In België doet het gezin beroep op het EZRA Comiteit, een Antwerpse hulporganisatie voor Joodse transmigranten. Albert en Ida krijgen een reispas die geldig is tot eind augustus 1939, maar ze kunnen niet vertrekken naar Bolivia. In augustus melden zij zich samen met hun zoon in het Vluchtelingencentrum van Marneffe.

Wanneer Duitsland België binnenvalt op 10 mei 1940 wordt het gezin geëvacueerd naar Frankrijk. Hier blijven ze tot 4 juni. Na hun korte verblijf in Frankrijk keren ze terug naar België en vestigen ze zich in Schaarbeek op het Colignonplein. Op 22 november 1940 schrijven zowel Albert als Ida zich in het Jodenregister in. Heinz schrijft zich in januari 1941 in, vlak na zijn vijftiende verjaardag. In 1942 verhuizen ze binnen Schaarbeek naar Koninklijke Sinte-Mariastraat. Wanneer ze hier wonen worden ze verplicht lid van de Jodenvereniging van Brussel.

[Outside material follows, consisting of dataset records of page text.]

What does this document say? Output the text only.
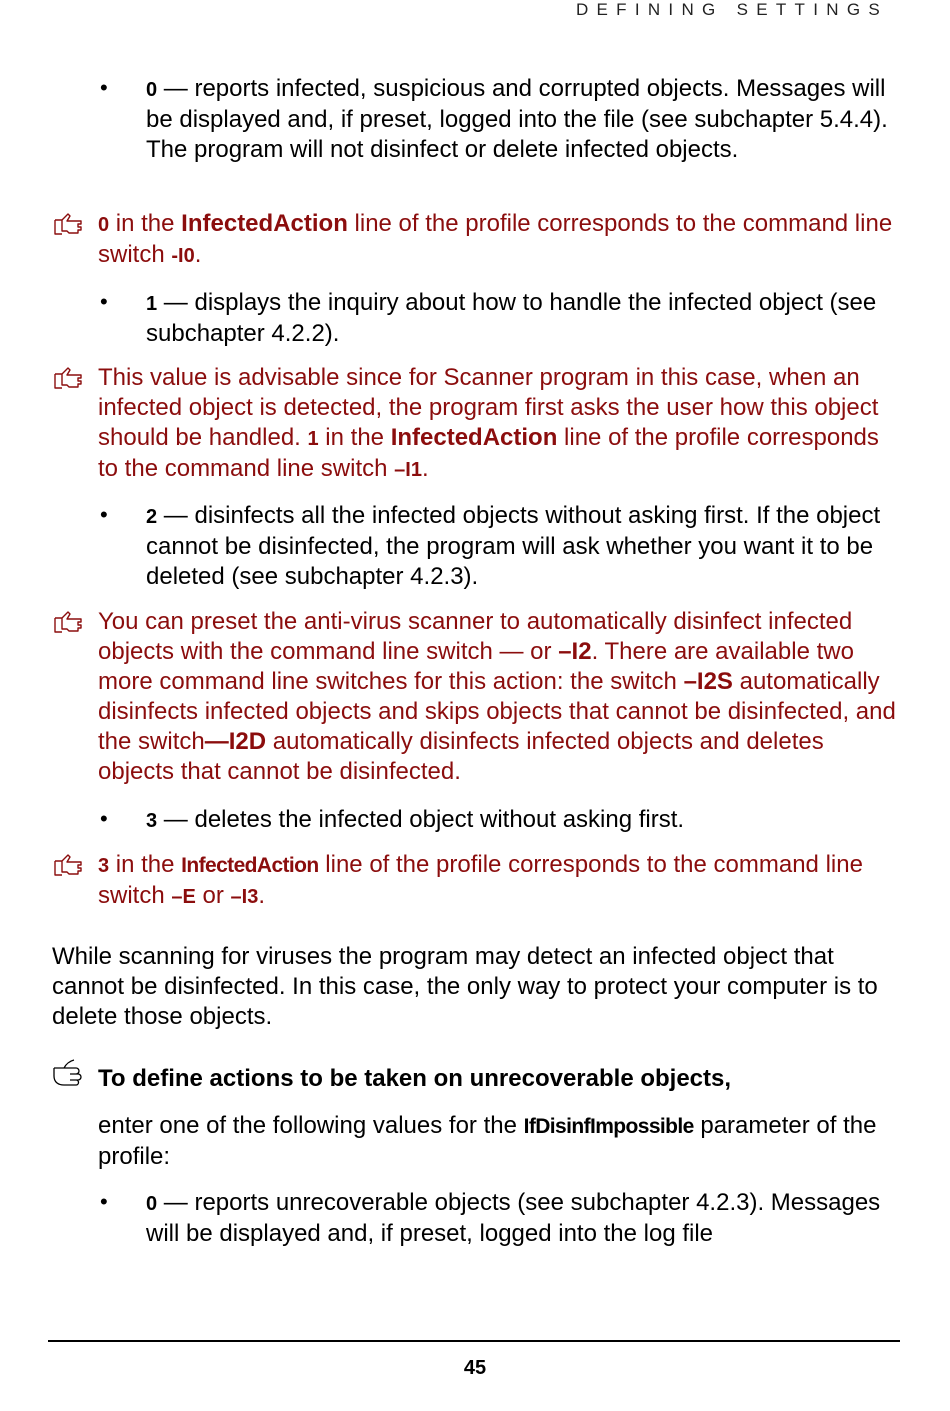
DEFINING SETTINGS
• 0 — reports infected, suspicious and corrupted objects. Messages will be displayed and, if preset, logged into the file (see subchapter 5.4.4). The program will not disinfect or delete infected objects.
0 in the InfectedAction line of the profile corresponds to the command line switch -I0.
• 1 — displays the inquiry about how to handle the infected object (see subchapter 4.2.2).
This value is advisable since for Scanner program in this case, when an infected object is detected, the program first asks the user how this object should be handled. 1 in the InfectedAction line of the profile corresponds to the command line switch –I1.
• 2 — disinfects all the infected objects without asking first. If the object cannot be disinfected, the program will ask whether you want it to be deleted (see subchapter 4.2.3).
You can preset the anti-virus scanner to automatically disinfect infected objects with the command line switch — or –I2. There are available two more command line switches for this action: the switch –I2S automatically disinfects infected objects and skips objects that cannot be disinfected, and the switch—I2D automatically disinfects infected objects and deletes objects that cannot be disinfected.
• 3 — deletes the infected object without asking first.
3 in the InfectedAction line of the profile corresponds to the command line switch –E or –I3.
While scanning for viruses the program may detect an infected object that cannot be disinfected. In this case, the only way to protect your computer is to delete those objects.
To define actions to be taken on unrecoverable objects,
enter one of the following values for the IfDisinfImpossible parameter of the profile:
• 0 — reports unrecoverable objects (see subchapter 4.2.3). Messages will be displayed and, if preset, logged into the log file
45
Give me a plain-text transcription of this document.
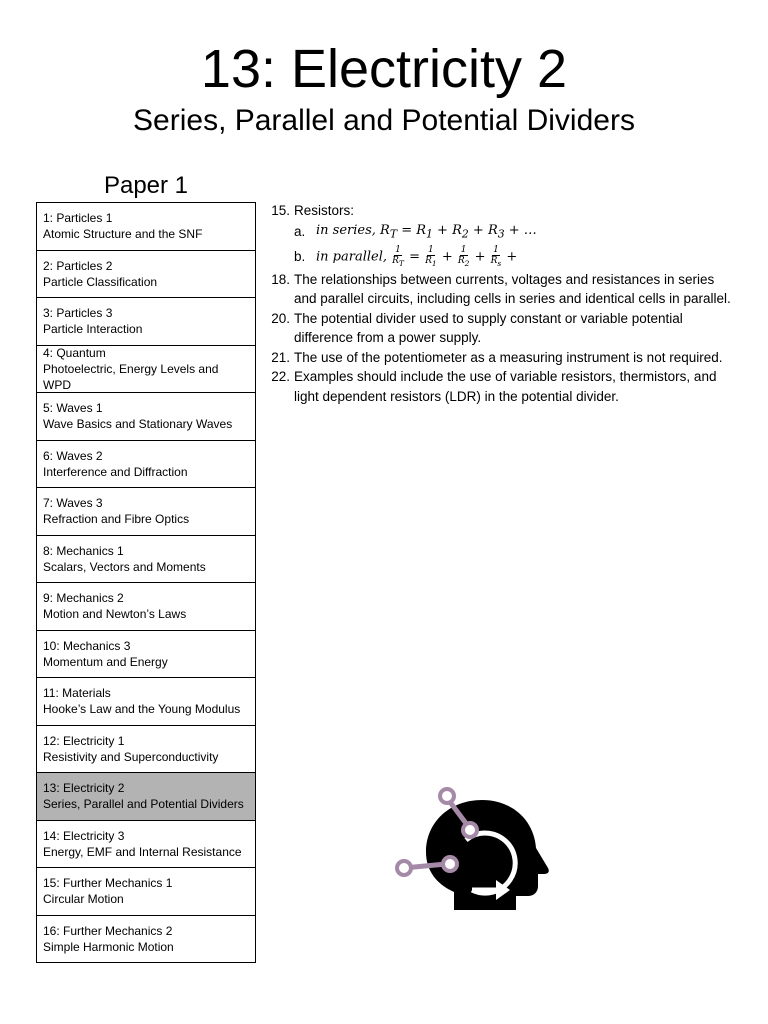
13: Electricity 2
Series, Parallel and Potential Dividers
Paper 1
1: Particles 1
Atomic Structure and the SNF
2: Particles 2
Particle Classification
3: Particles 3
Particle Interaction
4: Quantum
Photoelectric, Energy Levels and WPD
5: Waves 1
Wave Basics and Stationary Waves
6: Waves 2
Interference and Diffraction
7: Waves 3
Refraction and Fibre Optics
8: Mechanics 1
Scalars, Vectors and Moments
9: Mechanics 2
Motion and Newton’s Laws
10: Mechanics 3
Momentum and Energy
11: Materials
Hooke’s Law and the Young Modulus
12: Electricity 1
Resistivity and Superconductivity
13: Electricity 2
Series, Parallel and Potential Dividers
14: Electricity 3
Energy, EMF and Internal Resistance
15: Further Mechanics 1
Circular Motion
16: Further Mechanics 2
Simple Harmonic Motion
15. Resistors:
a. in series, $R_T = R_1 + R_2 + R_3$ + …
b. in parallel, $\frac{1}{R_T} = \frac{1}{R_1} + \frac{1}{R_2} + \frac{1}{R_s}$ +
18. The relationships between currents, voltages and resistances in series and parallel circuits, including cells in series and identical cells in parallel.
20. The potential divider used to supply constant or variable potential difference from a power supply.
21. The use of the potentiometer as a measuring instrument is not required.
22. Examples should include the use of variable resistors, thermistors, and light dependent resistors (LDR) in the potential divider.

Op 21 november 1942 wordt Ida opgepakt en naar het SS-Sammellager Mecheln gebracht, twee dagen later volgt ook haar man. Het koppel wordt met transport XVIII gedeporteerd naar Auschwitz-Birkenau en overleeft de oorlog niet. Heinz wordt in juni 1943 opgepakt en ingeschreven in het SS-Sammellager Mecheln. Hij wordt met transport XXI op 31 juli 1943 naar Auschwitz-Birkenau gedeporteerd en wordt eveneens vermoord.